Referring to Figure 18, a fourth embodiment of the spring compressor is generally shown at 320. As described above, the beam 222 of the spring compressor 320 includes the connected first plate 330 and the second plate 332. The post 282 of the compressor 280 includes a center plate 334 disposed between the first plate 330 and the second plate 332. At least one fastener 336 passes through the first plate 330 and the center plate 334, and into threaded engagement with the second plate 332, to connect the first plate 330 and the second plate 332 together, and clamp the compressor 280 therebetween. The compressor 280 is otherwise configured as described above.
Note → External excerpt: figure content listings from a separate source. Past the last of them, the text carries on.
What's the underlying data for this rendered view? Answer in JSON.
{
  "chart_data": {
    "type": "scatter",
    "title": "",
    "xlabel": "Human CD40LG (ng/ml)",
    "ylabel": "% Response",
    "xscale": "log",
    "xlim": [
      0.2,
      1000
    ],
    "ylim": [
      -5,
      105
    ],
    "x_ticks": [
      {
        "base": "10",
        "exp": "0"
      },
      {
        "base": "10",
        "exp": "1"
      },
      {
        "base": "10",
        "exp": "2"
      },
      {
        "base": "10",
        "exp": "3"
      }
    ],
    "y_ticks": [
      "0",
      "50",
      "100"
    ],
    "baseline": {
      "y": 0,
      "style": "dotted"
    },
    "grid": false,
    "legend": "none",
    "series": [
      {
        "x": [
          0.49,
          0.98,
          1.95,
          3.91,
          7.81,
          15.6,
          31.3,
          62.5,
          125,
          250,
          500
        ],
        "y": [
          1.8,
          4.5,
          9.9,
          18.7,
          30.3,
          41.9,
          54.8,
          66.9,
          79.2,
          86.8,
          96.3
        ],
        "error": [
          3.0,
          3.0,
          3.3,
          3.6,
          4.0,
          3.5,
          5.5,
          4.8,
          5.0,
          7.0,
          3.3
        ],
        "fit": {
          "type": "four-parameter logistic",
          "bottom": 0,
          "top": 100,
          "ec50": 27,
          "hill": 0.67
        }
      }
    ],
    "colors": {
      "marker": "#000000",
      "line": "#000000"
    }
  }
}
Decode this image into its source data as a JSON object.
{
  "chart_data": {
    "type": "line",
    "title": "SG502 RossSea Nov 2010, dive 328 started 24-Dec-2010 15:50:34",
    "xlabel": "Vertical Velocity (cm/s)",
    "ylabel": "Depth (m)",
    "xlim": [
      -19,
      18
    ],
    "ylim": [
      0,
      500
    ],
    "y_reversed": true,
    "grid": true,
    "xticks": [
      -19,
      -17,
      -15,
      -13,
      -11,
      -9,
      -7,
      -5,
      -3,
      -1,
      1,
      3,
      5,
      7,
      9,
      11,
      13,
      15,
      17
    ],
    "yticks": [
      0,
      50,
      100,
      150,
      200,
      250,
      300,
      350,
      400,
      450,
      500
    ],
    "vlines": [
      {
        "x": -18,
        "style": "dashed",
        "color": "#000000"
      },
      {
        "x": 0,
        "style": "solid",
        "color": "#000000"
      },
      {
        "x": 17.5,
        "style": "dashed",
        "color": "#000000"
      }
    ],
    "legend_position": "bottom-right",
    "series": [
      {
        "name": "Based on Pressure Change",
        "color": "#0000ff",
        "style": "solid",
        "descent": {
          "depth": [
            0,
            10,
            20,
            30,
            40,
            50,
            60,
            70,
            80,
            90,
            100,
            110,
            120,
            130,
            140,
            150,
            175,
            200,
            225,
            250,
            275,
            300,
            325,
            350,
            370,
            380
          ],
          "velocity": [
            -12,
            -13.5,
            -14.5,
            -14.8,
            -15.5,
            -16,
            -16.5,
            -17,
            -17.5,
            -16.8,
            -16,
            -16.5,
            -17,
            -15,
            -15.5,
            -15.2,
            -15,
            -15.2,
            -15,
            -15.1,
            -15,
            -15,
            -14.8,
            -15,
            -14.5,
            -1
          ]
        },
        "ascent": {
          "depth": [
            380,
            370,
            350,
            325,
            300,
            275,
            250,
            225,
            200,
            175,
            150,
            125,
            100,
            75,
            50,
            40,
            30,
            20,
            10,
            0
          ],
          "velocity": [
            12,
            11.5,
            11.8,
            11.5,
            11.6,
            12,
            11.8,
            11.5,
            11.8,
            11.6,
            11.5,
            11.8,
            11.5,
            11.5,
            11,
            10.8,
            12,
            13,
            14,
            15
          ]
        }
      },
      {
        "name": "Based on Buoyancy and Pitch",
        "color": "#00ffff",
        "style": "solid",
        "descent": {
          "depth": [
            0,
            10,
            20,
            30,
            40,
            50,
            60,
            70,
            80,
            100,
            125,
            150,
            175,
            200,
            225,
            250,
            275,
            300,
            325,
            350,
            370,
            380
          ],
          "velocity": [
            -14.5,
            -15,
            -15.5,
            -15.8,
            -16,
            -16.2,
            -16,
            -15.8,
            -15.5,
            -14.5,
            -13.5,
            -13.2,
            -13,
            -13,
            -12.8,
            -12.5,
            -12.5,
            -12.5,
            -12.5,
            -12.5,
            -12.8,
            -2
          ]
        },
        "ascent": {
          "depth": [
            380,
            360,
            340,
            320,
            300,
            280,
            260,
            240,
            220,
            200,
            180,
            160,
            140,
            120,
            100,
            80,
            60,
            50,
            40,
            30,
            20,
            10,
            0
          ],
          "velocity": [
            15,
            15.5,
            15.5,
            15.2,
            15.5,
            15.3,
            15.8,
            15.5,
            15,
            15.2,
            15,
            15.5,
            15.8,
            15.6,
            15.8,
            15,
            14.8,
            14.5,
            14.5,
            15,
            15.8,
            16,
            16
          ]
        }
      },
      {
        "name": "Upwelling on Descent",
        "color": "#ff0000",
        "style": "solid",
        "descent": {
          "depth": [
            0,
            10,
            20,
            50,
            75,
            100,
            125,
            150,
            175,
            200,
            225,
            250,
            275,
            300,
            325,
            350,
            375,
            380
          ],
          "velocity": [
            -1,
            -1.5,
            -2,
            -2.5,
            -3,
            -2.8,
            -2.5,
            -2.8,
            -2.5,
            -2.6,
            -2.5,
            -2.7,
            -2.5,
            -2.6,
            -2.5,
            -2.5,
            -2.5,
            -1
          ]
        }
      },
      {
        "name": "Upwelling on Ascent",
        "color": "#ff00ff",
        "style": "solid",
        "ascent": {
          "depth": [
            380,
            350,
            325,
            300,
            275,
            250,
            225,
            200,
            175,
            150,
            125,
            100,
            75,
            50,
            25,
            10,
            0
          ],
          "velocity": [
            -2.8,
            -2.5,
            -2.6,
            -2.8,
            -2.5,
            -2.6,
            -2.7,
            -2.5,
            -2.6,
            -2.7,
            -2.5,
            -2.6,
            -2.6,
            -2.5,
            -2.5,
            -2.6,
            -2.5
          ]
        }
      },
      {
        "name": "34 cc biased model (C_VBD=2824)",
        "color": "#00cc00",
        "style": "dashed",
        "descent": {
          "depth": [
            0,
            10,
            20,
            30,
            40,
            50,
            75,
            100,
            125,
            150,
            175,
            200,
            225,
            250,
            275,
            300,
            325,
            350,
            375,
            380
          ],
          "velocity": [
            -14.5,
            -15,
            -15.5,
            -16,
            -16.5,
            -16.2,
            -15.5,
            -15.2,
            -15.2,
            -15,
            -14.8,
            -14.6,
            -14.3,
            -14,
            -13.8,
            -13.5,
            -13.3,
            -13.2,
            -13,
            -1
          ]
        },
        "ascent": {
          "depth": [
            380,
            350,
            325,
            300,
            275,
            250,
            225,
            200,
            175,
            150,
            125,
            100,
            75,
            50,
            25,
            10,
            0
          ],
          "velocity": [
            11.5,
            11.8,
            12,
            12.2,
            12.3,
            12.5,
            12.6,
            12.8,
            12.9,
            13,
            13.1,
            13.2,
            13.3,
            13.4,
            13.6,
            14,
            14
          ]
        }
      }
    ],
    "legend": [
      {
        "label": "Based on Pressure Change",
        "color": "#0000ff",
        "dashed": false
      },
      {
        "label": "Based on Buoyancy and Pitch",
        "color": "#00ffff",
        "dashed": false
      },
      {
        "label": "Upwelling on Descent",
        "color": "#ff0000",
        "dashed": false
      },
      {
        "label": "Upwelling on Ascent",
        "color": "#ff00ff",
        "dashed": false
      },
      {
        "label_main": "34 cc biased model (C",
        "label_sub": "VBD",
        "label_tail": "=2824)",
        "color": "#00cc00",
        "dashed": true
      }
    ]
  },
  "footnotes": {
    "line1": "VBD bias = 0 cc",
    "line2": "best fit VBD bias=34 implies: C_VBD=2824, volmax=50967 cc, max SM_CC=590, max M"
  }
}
As noted above, the first wall 236 defines the first slot 338, and the second wall 238 may defines the second slot 340. The first slot 338 and the second slot 340 re disposed opposite each other across the longitudinal axis 224. The first slot 338 and the second slot 340 form the pair of opposing clamp surfaces 254, 256, against which the accessory rail 232 engages in interlocking engagement. The first slot 338 and the second slot 340 form a dovetail shaped mortise configuration, which is complimentary to a dovetailed shaped tenon configuration used by most common accessory rails 232.